Suivent deux paragraphes encore consacrés aux Fêtes
Pendant les fêtes de Bayonne, inutile d'essayer de dormir pendant la nuit [..] Et la petite musique aigrelette des flûtes. [..] On entonne allègrement “la pitchouli, la pitchoula, le rendez- vous de tous les Basques du pays”.
etc. Mais, glissée au milieu de ce narratif, une question apparemment intéressante :
Mais cette ville est-elle réellement basque ?
Les Basques se vantent souvent (avec un gros clin d'oeil) d'avoir à peu près tout inventé. Les Bayonnais eux, ont certainement, en se posant cette question millénaire, inventé le troll. Celui-ci alimente parfois les discussions au coin du bar ; et pour ma part, on moque ma situation géographique : j'habite St-Esprit, et les "vrais" Bayonnais te le diront : St-Esprit, c'est pas Bayonne, c'est les Landes. Ce qui, historiquement, se comprend facilement en cherchant un peu.
Cette question ne m'intéresse pas, aujourd'hui. Elle est intéressante du point de vue historique, certes, mais elle ne changera ni mon attachement à Bayonne, ni ma vie de tous les jours.
L'écrivain Yves Harté résume bien la part d'Histoire, d'ailleurs :
"Bayonne, c'est une ville de métissage. Une ville de rencontre entre le Pays Basque et la Gascogne. Elle est tout autant gasconne que basque"
En revanche, suit un nouveau cliché :
Par la force de la géographie, la ville est aussi très tournée vers la culture espagnole.
Ah ? J'ai beau chercher, je trouve assez peu de ressemblance entre les cultures Bayonnaises et disons... Andalouses ? Pareil pour l'architecture, la langue, les horaires de gens, la bouffe, bref.... Oui, l'Espagne n'est pas loin... Ou plutôt : le Pays Basque espagnol n'est pas loin. Et à Bayonne, on sent beaucoup plus l'influence de l'Hegoalde que celui de Madrid. Petite précision géographique, certes, mais qui a son intérêt.
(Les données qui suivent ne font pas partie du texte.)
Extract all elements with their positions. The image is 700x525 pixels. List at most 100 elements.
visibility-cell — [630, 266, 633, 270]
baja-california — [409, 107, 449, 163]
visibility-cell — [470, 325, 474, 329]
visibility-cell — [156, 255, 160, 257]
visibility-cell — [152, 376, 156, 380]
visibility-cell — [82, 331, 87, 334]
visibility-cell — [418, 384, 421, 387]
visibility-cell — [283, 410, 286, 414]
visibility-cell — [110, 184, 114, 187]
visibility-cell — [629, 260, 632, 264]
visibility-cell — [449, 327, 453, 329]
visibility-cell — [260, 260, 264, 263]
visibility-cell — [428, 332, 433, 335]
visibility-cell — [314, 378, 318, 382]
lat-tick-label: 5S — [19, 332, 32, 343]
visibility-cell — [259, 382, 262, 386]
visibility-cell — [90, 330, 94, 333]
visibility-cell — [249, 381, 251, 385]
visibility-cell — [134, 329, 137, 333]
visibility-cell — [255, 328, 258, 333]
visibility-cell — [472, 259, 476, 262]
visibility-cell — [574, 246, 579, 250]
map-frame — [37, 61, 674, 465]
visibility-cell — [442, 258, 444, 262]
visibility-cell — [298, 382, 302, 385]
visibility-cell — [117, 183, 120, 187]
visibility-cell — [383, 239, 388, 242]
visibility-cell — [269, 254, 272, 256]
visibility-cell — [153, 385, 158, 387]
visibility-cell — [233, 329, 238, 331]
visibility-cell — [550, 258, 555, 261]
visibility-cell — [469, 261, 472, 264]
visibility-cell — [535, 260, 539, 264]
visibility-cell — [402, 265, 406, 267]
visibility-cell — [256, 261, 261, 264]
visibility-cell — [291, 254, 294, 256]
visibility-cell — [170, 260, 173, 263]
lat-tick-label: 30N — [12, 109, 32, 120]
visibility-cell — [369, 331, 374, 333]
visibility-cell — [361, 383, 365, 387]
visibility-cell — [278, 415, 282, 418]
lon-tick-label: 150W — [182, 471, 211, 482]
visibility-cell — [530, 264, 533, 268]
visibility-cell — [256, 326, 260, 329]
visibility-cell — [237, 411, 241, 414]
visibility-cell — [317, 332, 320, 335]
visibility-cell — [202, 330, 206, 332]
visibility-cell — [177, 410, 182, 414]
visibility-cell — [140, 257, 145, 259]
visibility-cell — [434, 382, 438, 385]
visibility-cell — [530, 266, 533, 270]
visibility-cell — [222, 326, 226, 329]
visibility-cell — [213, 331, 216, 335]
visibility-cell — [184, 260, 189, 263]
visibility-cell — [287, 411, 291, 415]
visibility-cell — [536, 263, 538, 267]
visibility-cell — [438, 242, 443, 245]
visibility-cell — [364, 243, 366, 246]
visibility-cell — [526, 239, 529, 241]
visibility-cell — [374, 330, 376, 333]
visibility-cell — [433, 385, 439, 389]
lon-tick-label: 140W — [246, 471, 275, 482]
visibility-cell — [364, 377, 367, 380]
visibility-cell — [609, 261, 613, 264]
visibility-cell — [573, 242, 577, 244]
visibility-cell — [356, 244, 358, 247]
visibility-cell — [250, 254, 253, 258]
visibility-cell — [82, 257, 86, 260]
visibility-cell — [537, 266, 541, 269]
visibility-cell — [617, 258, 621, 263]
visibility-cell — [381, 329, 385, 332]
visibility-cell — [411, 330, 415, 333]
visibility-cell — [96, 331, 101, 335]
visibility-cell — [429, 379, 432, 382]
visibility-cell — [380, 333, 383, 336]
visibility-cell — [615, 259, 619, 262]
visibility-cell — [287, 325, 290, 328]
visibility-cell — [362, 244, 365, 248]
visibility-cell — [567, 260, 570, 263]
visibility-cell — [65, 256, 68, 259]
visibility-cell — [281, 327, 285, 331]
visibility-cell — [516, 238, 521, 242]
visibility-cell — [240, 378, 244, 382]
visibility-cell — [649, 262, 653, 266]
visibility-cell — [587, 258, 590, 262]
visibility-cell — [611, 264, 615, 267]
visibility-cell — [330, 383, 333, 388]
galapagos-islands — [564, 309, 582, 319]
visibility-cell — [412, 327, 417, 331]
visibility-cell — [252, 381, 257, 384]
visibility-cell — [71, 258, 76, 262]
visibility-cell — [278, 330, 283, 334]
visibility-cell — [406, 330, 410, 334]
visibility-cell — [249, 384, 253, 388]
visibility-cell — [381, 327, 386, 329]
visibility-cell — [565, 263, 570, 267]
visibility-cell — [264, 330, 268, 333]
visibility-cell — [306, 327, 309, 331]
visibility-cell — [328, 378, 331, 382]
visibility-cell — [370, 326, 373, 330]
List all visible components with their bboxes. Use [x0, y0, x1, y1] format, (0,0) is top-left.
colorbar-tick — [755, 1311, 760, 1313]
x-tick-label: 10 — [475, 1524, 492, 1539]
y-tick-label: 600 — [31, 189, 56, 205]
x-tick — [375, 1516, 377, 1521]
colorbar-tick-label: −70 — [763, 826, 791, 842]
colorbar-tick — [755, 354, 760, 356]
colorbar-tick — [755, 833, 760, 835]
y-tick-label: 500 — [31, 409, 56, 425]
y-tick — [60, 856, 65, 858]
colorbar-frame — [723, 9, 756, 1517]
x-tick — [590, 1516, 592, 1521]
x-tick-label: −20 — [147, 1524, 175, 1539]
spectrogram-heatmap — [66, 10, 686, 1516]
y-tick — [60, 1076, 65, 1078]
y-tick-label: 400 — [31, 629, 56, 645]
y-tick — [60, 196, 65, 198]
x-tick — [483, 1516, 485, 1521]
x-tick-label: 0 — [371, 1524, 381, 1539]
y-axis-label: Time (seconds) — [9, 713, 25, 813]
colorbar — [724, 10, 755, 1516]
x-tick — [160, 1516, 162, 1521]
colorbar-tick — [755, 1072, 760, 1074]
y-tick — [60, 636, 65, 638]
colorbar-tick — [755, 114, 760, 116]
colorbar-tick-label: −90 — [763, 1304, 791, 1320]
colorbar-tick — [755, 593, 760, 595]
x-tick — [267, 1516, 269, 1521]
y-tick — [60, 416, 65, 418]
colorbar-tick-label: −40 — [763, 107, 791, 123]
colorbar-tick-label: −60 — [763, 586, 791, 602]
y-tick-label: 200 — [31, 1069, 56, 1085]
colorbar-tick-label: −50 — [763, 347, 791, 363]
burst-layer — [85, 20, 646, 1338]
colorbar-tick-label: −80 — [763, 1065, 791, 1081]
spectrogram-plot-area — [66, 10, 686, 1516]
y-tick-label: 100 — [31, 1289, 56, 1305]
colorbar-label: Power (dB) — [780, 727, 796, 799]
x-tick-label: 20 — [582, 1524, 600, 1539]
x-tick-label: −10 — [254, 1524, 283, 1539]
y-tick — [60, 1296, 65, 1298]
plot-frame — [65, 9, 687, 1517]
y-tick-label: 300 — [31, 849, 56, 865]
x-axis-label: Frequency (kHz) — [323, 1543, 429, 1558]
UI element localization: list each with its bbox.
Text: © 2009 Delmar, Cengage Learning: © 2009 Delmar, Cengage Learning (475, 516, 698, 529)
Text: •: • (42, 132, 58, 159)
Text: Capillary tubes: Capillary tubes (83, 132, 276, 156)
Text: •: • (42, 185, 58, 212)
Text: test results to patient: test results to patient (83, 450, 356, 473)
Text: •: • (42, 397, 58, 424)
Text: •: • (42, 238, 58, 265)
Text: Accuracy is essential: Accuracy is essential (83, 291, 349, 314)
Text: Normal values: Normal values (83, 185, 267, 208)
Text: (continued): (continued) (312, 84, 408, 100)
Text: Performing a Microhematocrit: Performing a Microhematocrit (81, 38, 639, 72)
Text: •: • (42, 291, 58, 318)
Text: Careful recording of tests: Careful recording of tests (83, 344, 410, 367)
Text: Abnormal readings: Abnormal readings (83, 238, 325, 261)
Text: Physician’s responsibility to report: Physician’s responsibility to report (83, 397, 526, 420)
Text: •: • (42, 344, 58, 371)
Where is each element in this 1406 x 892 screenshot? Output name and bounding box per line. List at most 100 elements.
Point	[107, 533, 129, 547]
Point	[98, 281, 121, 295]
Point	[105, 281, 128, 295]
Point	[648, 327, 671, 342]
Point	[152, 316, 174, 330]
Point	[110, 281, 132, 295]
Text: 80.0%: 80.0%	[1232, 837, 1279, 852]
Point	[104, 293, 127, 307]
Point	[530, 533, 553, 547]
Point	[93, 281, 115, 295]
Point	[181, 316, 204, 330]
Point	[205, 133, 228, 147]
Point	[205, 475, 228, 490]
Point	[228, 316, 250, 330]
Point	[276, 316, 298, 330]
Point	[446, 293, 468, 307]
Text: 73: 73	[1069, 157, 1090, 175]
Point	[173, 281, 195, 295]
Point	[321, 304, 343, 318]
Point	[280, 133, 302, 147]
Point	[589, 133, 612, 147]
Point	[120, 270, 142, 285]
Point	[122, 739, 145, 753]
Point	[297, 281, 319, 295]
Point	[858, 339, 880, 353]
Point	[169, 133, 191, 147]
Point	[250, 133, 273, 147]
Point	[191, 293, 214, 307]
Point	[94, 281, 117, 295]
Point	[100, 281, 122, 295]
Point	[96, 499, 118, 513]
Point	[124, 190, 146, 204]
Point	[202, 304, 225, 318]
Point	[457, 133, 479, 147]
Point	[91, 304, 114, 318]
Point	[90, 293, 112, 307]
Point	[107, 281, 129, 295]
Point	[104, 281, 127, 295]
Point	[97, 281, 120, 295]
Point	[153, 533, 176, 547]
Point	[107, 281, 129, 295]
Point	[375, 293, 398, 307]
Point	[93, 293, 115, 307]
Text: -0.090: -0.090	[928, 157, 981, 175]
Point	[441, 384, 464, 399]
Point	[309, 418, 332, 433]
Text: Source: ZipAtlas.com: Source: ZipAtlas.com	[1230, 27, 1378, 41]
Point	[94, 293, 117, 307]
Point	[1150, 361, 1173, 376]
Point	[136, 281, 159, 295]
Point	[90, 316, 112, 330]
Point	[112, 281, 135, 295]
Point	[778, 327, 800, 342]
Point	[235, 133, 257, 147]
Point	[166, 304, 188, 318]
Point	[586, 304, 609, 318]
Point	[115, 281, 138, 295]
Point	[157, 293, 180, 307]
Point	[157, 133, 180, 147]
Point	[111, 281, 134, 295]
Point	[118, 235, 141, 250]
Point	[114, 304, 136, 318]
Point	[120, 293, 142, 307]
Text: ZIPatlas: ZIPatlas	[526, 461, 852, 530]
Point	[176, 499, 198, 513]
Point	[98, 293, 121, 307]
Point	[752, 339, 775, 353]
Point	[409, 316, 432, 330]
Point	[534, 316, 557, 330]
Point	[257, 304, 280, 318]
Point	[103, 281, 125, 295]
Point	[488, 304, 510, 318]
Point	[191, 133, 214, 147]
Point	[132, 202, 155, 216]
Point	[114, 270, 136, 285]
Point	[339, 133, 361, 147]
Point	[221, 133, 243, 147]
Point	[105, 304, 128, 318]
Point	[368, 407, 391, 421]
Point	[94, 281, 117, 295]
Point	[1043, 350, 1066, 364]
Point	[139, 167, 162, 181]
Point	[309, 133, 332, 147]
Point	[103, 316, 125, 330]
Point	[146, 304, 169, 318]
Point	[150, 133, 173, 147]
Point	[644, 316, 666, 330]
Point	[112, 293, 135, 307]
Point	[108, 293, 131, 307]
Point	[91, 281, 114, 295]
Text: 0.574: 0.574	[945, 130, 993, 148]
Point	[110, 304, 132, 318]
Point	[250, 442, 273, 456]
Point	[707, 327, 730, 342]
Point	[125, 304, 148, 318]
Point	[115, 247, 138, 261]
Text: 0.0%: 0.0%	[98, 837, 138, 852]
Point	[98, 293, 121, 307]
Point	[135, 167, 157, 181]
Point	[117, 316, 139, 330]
Et par pitié, ce n'est pas parce que certains bars se disent "Bodega" qu'on devient nécessairement influencé par la culture espagnole. Y'a aussi un restaurant chinois en bas de chez toi, y'a aussi un kebab, y'a aussi une crêperie bretonne et pourtant personne n'affirmera que tu te trouves influencé par les sino-arabo-bretons.
Comme d'autres réfugiés sont restés dans d'autres métropoles, de Toulouse à Bordeaux, notamment dans le quartier Saint-Michel : ils ont imprégné la culture locale d'une touche d'Espagne. A Bayonne, les corridas sont aussi un élément essentiel de la culture locale [..]
Ah... une "touche", oui, c'est possible. Quant à la corrida, elle attire certainement du monde, mais cela représente une petite part de la population locale. Des dires de la municipalité même, on vient de loin pour assister aux corridas bayonnaises. Autant dire que peu de Bayonnais habitent ici pour les taureaux, voire même vont aux arènes. Les Arènes sont beaucoup plus fréquentées par des locaux lors des concerts de l'été, je gage.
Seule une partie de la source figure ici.